Image Source: Wikipedia
Bell's allegations and speculations would be serious if he had backed them with shreds of factual evidence or a modicum of logic. (Or even checked in with his friend Seidmann, which he likely he did notm just to validate before going public.)

But they're neither serious nor factual, and the logic they represent is the logic of demonizing Israel to achieve political advantage for your cause. Those "established patterns" of rock throwing by Jews exist in Bell's head, not elsewhere. (Yes, some rock-throwing is done by Jews, and is comprehensively dealt with by law enforcement agencies.) But rock-throwing by Palestinian Arabs? That's a hideous daily reality that exacts a heavy toll and the occasional successful conviction (for murder) of the rock-hurling, child-seeking cowards.

Besides, Bell's head-injured friend Seidemann makes clear in his first-person testimony that it was Arabs who sought him out (though he understands them).

Bell is likely to get more than the usual portion of vituperative criticism for his malicious column, along with claims that he acts more out of bias than anything academic or diplomatic. For us, though, the take-away message here is not how did this guy make the mistake (judgment, facts, something else) but how much harm is done daily by this kind of deadly combination of ignorance and arrogance. 
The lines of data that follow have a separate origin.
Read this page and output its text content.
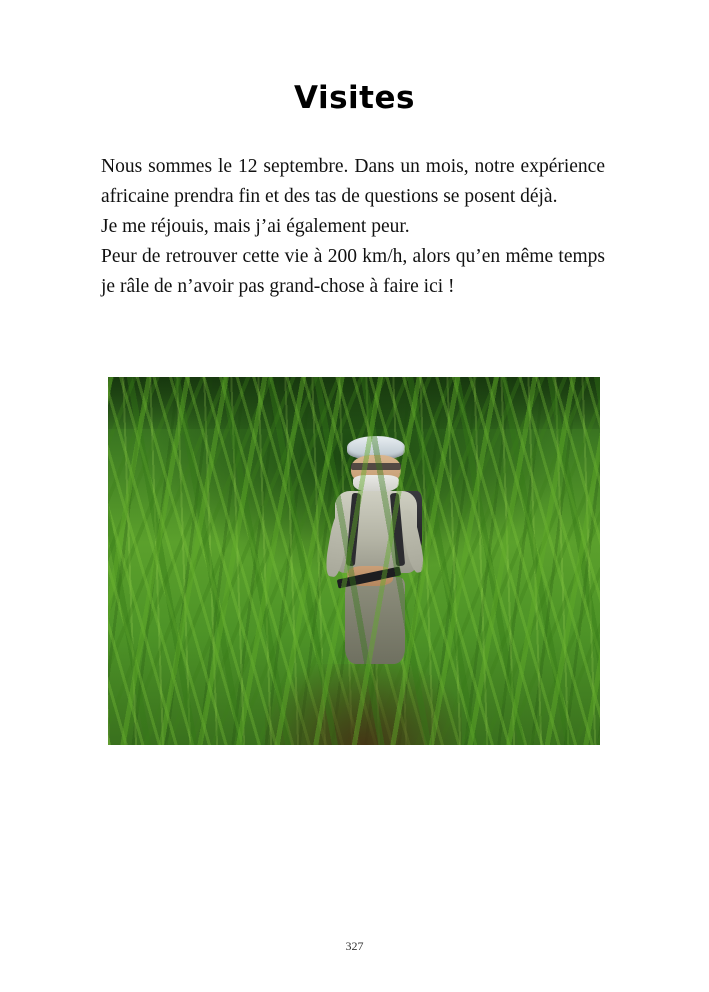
Visites

Nous sommes le 12 septembre. Dans un mois, notre expérience africaine prendra fin et des tas de questions se posent déjà.

Je me réjouis, mais j’ai également peur.

Peur de retrouver cette vie à 200 km/h, alors qu’en même temps je râle de n’avoir pas grand-chose à faire ici !

327
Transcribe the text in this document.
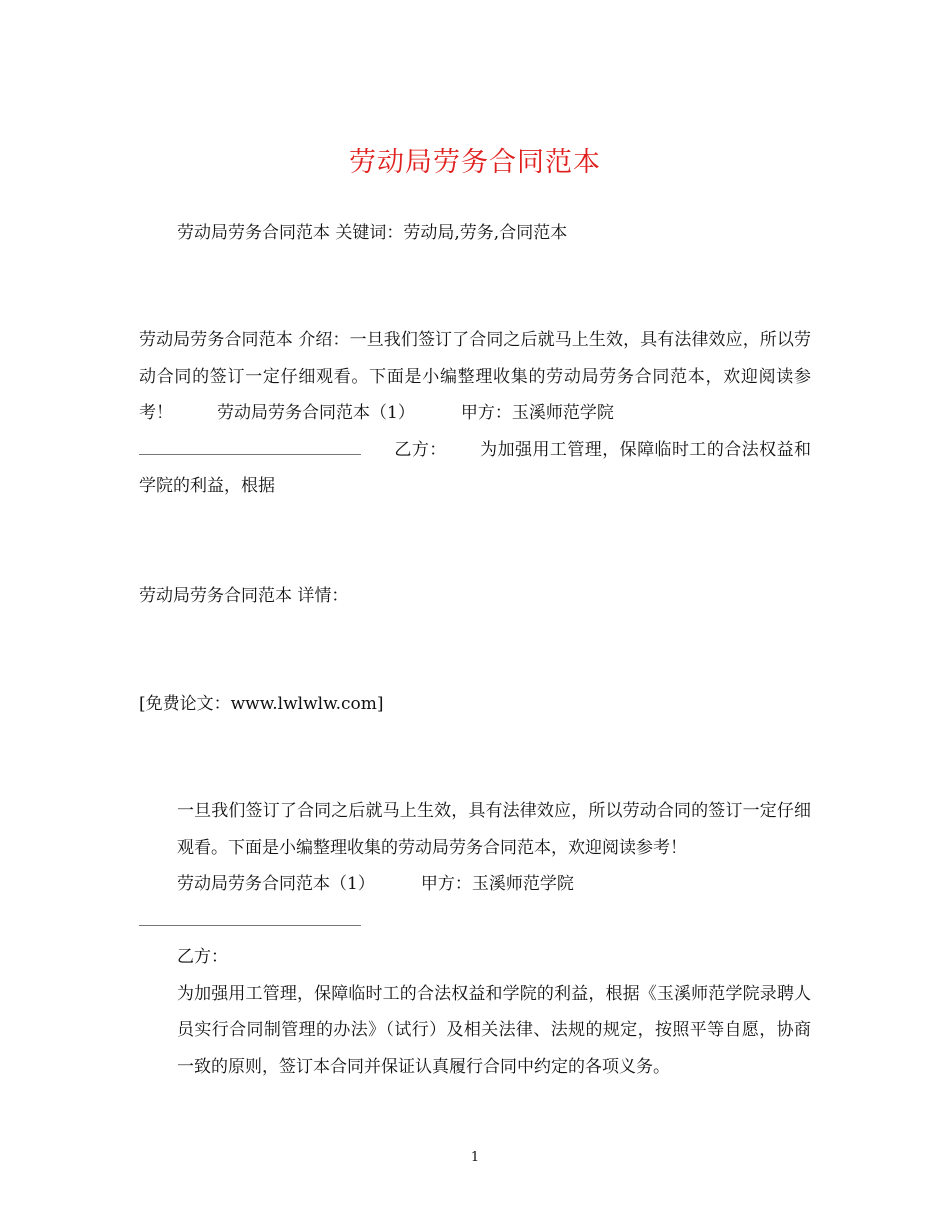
劳动局劳务合同范本
劳动局劳务合同范本 关键词：劳动局,劳务,合同范本
劳动局劳务合同范本 介绍：一旦我们签订了合同之后就马上生效，具有法律效应，所以劳动合同的签订一定仔细观看。下面是小编整理收集的劳动局劳务合同范本，欢迎阅读参考！	劳动局劳务合同范本（1）	甲方：玉溪师范学院
乙方： 为加强用工管理，保障临时工的合法权益和学院的利益，根据
劳动局劳务合同范本 详情：
[免费论文：www.lwlwlw.com]
一旦我们签订了合同之后就马上生效，具有法律效应，所以劳动合同的签订一定仔细观看。下面是小编整理收集的劳动局劳务合同范本，欢迎阅读参考！
劳动局劳务合同范本（1）	甲方：玉溪师范学院
乙方：
为加强用工管理，保障临时工的合法权益和学院的利益，根据《玉溪师范学院录聘人员实行合同制管理的办法》（试行）及相关法律、法规的规定，按照平等自愿，协商一致的原则，签订本合同并保证认真履行合同中约定的各项义务。
1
It's an ugly thing to see the fruits of a mind-set that brings a person to make hateful allegations (and not for the first time), not only without evidence but against the evidence, driven by a zeal that seems almost religious in nature. When the person happens to be a seasoned diplomat who represented his country in one of the world's most politically-sensitive regions as well as an academic of some standing and a commentator whose views get wide media exposure, that's beyond baffling. It's incomprehensible, and so is the uncritical way the major Canadian paper picked it up and published it. 

The same can be said of much of the factually-deficient commentary served up daily to people living far from here who swallow it whole without even realizing what is being done to them. Lethal journalism works that way.